だが、キョーコは未成年。飲酒が禁止されている年齢である。
そういうところは絶対に譲らない性格なのは、蓮が誰よりも知っている。しかしその一方、どうしても試してみたい気持ちもある。


そこで、蓮はお得意の策略をめぐらすことにした。









「何やってるの?蓮」


お風呂から上がってきたキョーコは、台所で何かをしている蓮の姿を見て眉をひそめた。
蓮と台所――これ以上不似合いな組み合わせもないだろう。キョーコが不審に思うのも無理はない。

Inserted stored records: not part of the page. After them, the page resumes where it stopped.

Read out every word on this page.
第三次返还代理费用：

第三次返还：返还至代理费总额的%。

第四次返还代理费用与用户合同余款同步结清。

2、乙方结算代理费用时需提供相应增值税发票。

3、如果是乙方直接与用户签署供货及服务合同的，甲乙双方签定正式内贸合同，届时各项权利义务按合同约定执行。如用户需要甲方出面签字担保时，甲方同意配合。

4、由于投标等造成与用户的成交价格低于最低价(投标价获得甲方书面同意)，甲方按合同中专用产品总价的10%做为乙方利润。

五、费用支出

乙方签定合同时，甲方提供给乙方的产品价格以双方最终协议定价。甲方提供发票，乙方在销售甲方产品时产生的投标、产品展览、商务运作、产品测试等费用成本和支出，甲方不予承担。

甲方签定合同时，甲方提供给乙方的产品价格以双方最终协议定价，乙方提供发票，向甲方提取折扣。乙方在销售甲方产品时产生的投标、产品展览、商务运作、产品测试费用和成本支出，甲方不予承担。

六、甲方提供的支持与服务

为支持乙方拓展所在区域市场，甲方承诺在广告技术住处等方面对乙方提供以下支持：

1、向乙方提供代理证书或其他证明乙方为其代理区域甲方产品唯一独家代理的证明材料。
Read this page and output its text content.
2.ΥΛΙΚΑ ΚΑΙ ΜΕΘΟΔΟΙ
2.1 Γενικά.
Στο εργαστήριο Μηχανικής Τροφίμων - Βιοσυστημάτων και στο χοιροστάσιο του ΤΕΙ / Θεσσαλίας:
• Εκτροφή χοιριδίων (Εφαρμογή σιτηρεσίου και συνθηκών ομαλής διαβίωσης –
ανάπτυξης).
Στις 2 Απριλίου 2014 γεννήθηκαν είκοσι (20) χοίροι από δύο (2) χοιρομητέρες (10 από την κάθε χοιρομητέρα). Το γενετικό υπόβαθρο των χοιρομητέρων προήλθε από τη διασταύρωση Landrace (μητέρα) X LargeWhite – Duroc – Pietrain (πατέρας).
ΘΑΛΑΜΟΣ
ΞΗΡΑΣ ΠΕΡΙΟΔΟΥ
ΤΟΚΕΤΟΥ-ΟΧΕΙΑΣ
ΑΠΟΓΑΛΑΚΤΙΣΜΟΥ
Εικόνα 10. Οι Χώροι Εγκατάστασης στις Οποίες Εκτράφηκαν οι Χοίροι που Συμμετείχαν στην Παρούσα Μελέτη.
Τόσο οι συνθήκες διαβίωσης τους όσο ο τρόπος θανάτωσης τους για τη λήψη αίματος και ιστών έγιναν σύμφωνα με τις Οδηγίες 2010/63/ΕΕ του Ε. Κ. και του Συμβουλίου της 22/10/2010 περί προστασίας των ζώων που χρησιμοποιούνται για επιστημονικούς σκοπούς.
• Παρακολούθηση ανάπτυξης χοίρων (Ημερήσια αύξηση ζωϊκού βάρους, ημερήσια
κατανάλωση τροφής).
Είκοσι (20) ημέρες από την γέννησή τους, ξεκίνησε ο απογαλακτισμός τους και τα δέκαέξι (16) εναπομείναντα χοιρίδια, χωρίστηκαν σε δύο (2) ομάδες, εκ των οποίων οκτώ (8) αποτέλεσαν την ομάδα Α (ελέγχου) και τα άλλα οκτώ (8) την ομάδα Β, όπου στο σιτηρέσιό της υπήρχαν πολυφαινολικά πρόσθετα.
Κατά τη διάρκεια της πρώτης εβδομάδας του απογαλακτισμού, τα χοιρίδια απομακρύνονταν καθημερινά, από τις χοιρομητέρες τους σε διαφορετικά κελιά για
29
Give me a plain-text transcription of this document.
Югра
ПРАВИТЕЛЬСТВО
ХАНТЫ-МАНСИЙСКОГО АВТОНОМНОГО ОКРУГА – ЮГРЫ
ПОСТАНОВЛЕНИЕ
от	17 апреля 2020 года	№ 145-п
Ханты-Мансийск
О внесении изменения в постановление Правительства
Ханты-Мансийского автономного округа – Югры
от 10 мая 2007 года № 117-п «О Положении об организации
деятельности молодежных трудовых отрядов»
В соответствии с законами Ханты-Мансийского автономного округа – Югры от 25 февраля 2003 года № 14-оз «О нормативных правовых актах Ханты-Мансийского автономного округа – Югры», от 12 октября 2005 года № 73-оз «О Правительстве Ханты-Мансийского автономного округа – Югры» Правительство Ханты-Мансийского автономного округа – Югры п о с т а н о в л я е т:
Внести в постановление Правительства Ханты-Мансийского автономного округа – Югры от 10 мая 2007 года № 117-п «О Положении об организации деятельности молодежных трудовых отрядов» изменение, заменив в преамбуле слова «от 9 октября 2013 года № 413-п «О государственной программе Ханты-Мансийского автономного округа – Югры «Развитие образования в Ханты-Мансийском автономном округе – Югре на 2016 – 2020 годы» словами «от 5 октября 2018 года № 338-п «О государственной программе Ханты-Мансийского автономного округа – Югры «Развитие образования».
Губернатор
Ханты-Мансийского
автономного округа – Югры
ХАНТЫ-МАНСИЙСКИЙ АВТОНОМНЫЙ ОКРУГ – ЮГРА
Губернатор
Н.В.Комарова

「ん?そろそろキョーコが出てくる頃だろうと思って、コーヒー牛乳を入れてたんだよ。飲むだろう?」

と言い放った。
それはもう極上の紳士スマイルで。
それを見た瞬間、キョーコが構えたのは当然の反応。

「な、なんか……すっごく怪しいんだけど。(特にその笑顔が!)」
「ひどいなぁ。いつも俺の湯上りに合わせてアルコールを準備してくれてるキョーコに、感謝の気持ちで用意してたっていうのに」

さすが俳優と言うべきか、キョーコの態度を見てすぐさま苦笑を浮かべる蓮。
それを見て、警戒していたキョーコも申し訳なさそうな表情になる。

「あ、ごめんなさい。蓮の心遣いに気付かないでひどいこと言っちゃって。
ちょうど喉も渇いてたし……うん、いただくわ」
「そう?じゃあ、はい」(にっこり)

まんまと、手にしていたモノをキョーコに飲ませることに成功する。
無論のこと、これがただのコーヒー牛乳であるはずがない。


アルコールに関してほとんど知識を持っていないキョーコを騙すには、どうしたらいいのか。
答えは簡単。見た目も匂いも味も、アルコールだとわからないものにすればいい。それに最も適しているのはカクテルである。
そして、今回抜擢された品が『カルアミルク』だった。

カルアミルクはその名の通り、メキシコ産コーヒー風味のリキュールであるカルアとミルクで割ったカクテルであり、味は完全にコーヒー牛乳。
これならバレることなくキョーコに飲ませることができると踏んだ蓮は、カルアと一緒にコーヒー牛乳も購入していた。牛乳は冷蔵庫に買い置きしてあるし、つい最近、コーヒー牛乳が飲みたいとキョーコが言っていたことを覚えていたのだ。
これで、蓮がコーヒー牛乳を入れていたとしても全く違和感はない。

――どこまでも抜け目のない男、敦賀蓮。

こうしてコーヒー牛乳の姿を借りたアルコールを一気に摂取したキョーコは、見事に酔っ払ったのである。






「うふふ〜♪なんかきもちい〜わね〜」
「おっと……危ないよキョーコ。ほら、こっちへおいで?」
「は〜いv」

すっかりフラついているキョーコを抱き寄せ、お姫様抱っこでソファまで戻る。
余程その体勢が気に入ったのか、キョーコは一向に離れようとしない。むしろ、蓮の首に腕を回し、しっかりとしがみついている。
こんなキョーコは初めてで、蓮は思わず顔がにやけてしまう。


「れん〜」
「ん?」
「しばらくこのままでいて〜」
「もちろん。しばらくと言わずに、ずっとこうしてたらいいよ」
「じゃ〜そ〜するぅv」


キョーコのあまりの可愛さに理性が飛びそうになるが、グッと我慢する。いくらなんでも、正気じゃない彼女に手を出すわけにはいかない。
しかし普段ではお目にかかれない甘えっぷりに、つい理性が負けそうになるのも事実で。


理性と本能のジレンマに陥っていた蓮だが、いつの間にか穏やかな寝息をたてるキョーコの姿を見て、ようやく理性が本能を上回ったようだ。
すっかり眠り込んでいる彼女をベッドルームまで運び、首に回っている腕を外そうとしたが外れない。
仕方がないのでその体勢のまま横になり、キョーコの寝顔を優しい表情で見つめる。







「…………まずいな…クセになりそうだ……」









(強制終了!!)

ザーーーーーーーっ(*´д`*)
これ、糖度高くありません?ていうか、蓮様それは犯罪です。
どうせやるなら最後までやりバキッ!……ポイッ!(/TДT)/ ⌒□


最近【甘々】が書き切れてないので、気合入れてみましたが……まだまだですかね?